El tratamiento variará en función de la enfermedad que se diagnostique: 

  • Hipertiroidismo. Cuando la glándula tiroides presenta una actividad excesiva, puede tratarse con medicación para ralentizar la producción hormonal, por ejemplo con yodo radiactivo y fármacos antitiroideos.
  • Hipotiroidismo. En caso de que el problema sea una baja actividad de la glándula, el tratamiento consiste en la reposición de las hormonas necesarias mediante medicamentos específicos.
  • Nódulos. Pueden tener un tratamiento conservador con vigilancia médica, o necesitar su extirpación quirúrgica (tumorectomía).

El funcionamiento de la glándula tiroides es difícil de controlar, por lo que no es extraño tener que variar la medicación varias veces hasta dar con la adecuada en cada caso.

Cuando la terapia farmacológica no es efectiva, también puede ser necesaria la cirugía para extraer la glándula entera (tiroidectomía total) o parte de ella (tiroidectomía parcial). Dependiendo de la cantidad de tiroides extirpada, se precisará o no pautar medicación posterior a la cirugía para sustituir a la hormona tiroidea.

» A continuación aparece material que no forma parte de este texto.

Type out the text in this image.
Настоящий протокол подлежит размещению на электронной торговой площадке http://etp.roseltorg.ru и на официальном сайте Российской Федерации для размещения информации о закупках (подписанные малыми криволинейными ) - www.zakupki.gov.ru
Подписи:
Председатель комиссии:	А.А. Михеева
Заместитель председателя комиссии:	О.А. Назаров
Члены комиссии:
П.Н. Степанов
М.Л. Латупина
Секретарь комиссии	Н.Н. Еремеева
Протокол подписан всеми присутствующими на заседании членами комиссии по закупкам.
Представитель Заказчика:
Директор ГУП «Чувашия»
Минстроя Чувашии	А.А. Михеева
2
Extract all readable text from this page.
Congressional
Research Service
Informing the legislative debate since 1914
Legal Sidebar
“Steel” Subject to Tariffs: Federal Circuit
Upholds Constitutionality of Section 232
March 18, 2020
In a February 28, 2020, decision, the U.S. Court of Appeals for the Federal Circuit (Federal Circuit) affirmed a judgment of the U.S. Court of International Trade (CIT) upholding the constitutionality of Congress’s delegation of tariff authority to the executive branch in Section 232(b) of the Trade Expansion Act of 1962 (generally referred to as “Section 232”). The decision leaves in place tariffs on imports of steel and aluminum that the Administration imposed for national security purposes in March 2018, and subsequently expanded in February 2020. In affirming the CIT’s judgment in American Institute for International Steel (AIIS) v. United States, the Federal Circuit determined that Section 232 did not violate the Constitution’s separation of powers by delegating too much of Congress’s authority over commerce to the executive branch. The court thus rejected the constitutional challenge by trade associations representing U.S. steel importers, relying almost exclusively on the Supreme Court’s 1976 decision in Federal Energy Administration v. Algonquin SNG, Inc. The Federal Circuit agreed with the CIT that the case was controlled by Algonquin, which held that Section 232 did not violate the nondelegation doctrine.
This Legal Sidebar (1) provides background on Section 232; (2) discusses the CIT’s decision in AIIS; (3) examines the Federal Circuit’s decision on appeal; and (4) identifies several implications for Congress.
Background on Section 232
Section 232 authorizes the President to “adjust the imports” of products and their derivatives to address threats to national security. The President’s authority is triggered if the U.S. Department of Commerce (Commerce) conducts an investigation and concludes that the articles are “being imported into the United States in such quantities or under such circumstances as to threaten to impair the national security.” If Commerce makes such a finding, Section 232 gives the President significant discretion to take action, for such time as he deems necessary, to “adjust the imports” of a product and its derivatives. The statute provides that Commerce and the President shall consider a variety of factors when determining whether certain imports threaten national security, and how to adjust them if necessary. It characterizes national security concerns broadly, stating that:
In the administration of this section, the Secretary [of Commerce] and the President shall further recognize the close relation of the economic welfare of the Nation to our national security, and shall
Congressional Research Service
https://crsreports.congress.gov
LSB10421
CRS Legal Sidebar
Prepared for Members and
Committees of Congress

Si tras una cirugía de tiroides se notan estos síntomas: entumecimiento y cosquilleo alrededor de la boca, en las manos o en los pies, calambres musculares, cambios en el estado de ánimo o dolores de cabeza... se debe consultar con el médico. Podría tratarse de una complicación por daño en las paratiroides que provoca hipocalcemia y que precisa tratamiento con calcio.

¿Se pueden prevenir los problemas de tiroides?

Se puede ayudar a mantener sana la tiroides siguiendo una dieta equilibrada, con un aporte diario de 150 microgramos de yodo. Para ello:

  • No deben faltar alimentos como pescado azul, marisco, huevos y leche.
  • Utilizar preferiblemente sal yodada en su justa medida, sin abusar.
  • Dejar de fumar, ya que el tabaco impide la captación de yodo.

Por otro lado, se ha demostrado que vivir (o pasar temporadas) cerca del mar favorece el aporte de yodo a través del aire que se respira.

Qué precauciones tomar...

En caso de hipertiroidismo, es aconsejable aumentar el consumo de alimentos ricos en calcio y vitamina D, pero en cambio evitar los alimentos con yodo.

En caso de hipotiroidismo, no es recomendable abusar de la soja, pues las isoflavonas que contiene impiden la producción de hormonas tiroideas. Las verduras tipo coles de Bruselas, el brócoli y la coliflor es preferible cocinarlas siempre, ya que tienen pesticidas de forma natural que pueden bloquear la absorción y la utilización del yodo, efecto que se inactiva con el calor de la cocción.